Hypothesis: The therapeutic impact of NAD+ precursors such as NMN or NR is gated by the baseline architecture of mitochondrial cristae. Cristae curvature, maintained by OPA1-dependent remodeling, dictates the stability of respiratory chain supercomplexes and the local NAD+/NADH microdomain that fuels Complex I oxidation. When cristae are tightly packed and lamellar, electron flux is high but proton leak is low, raising ROS unless NAD+/NADH ratios are sufficient to activate SIRT3-driven antioxidant defenses. Conversely, swollen or fragmented cristae increase proton leak, lowering ROS but uncoupling ATP synthesis, making NAD+ supplementation less effective at boosting sirtuin activity. It's important to remember that simply flooding cells with NAD+ precursors won't fix the structural bottleneck if cristae architecture is suboptimal.
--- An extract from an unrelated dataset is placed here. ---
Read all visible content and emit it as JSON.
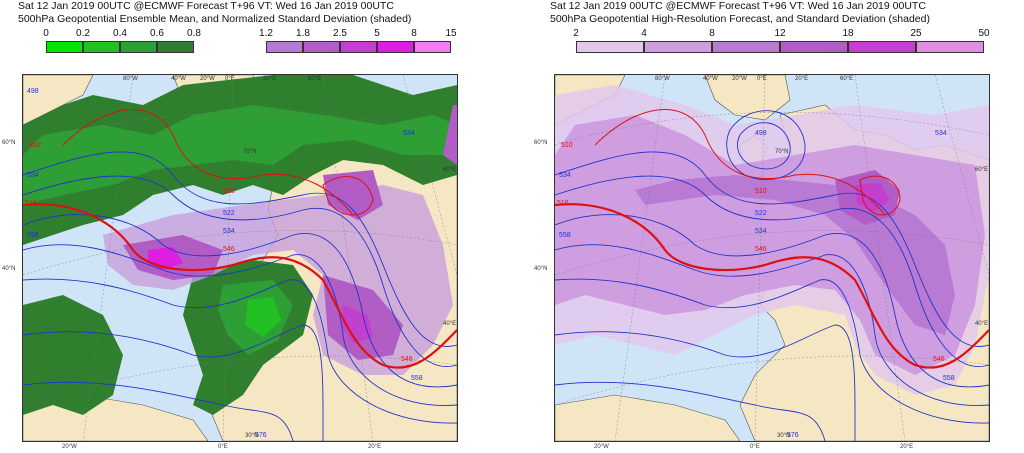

Testable predictions: (1) Peripheral blood mononuclear cells isolated from human volunteers will exhibit a spectrum of cristae curvatures quantifiable by electron tomography or correlated light‑electron microscopy. (2) Baseline curvature will positively correlate with the magnitude of NAD+/NADH increase after a standardized NMN dose (e.g., 250 mg daily for 2 weeks). (3) SIRT3 deacetylation of SOD2 and Complex I subunits will rise only in the high-curvature subgroup. (4) Pharmacological induction of cristae tightening (using an OPA1-activating peptide or fusion promoter such as M1) will convert low-curvature responders into high-curvature responders, rescuing NAD+ efficacy. (5) Artificially increasing proton leak (with low-dose CCCP) in high-curvature cells will blunt the ROS-lowering benefit of NAD+ supplementation despite restored NAD+/NADH ratios.

Falsifiability: If NAD+ precursor administration improves NAD+/NADH ratios, SIRT3 activity, and reduces senescence markers uniformly across all subjects irrespective of baseline cristae curvature, the hypothesis is refuted. Likewise, if inducing cristae tightening fails to enhance NMN-driven benefits in low-curvature cells, the causal link between curvature and NAD+ salvage is unsupported.

Mechanistic insight: OPA1 isoforms not only shape cristae junctions but also regulate the proximity of NADH-producing dehydrogenases (e.g., pyruvate dehydrogenase) to Complex I, influencing electron tunneling distances (< 140 Å) that are sensitive to membrane electric field. NAD+-dependent SIRT1/3 activity can deacetylate OPA1, promoting its GTPase activity and favoring tight cristae, creating a positive feedback loop that couples NAD+ availability to mitochondrial architecture. This loop explains why simply flooding cells with NAD+ precursors fails when the structural platform for efficient electron transfer is missing, and why tissue-specific differences in OPA1 expression or post-translational modification underlie the variable outcomes seen in human trials.

References: Cristae architecture determines supercomplex assembly and respiratory efficiency 1; Complex I oxidizes NADH to regenerate NAD+ for SIRT3/7 2; NRF1-TFAM drives mtDNA transcription and replication 3; NAD+ treatment rejuvenates senescent MSCs via Sirt-1 4; Leigh syndrome MT-ND5 mutation shows long-range allosteric coupling in Complex I 5; proton leak reduces ATP synthesis but mitigates ROS 6.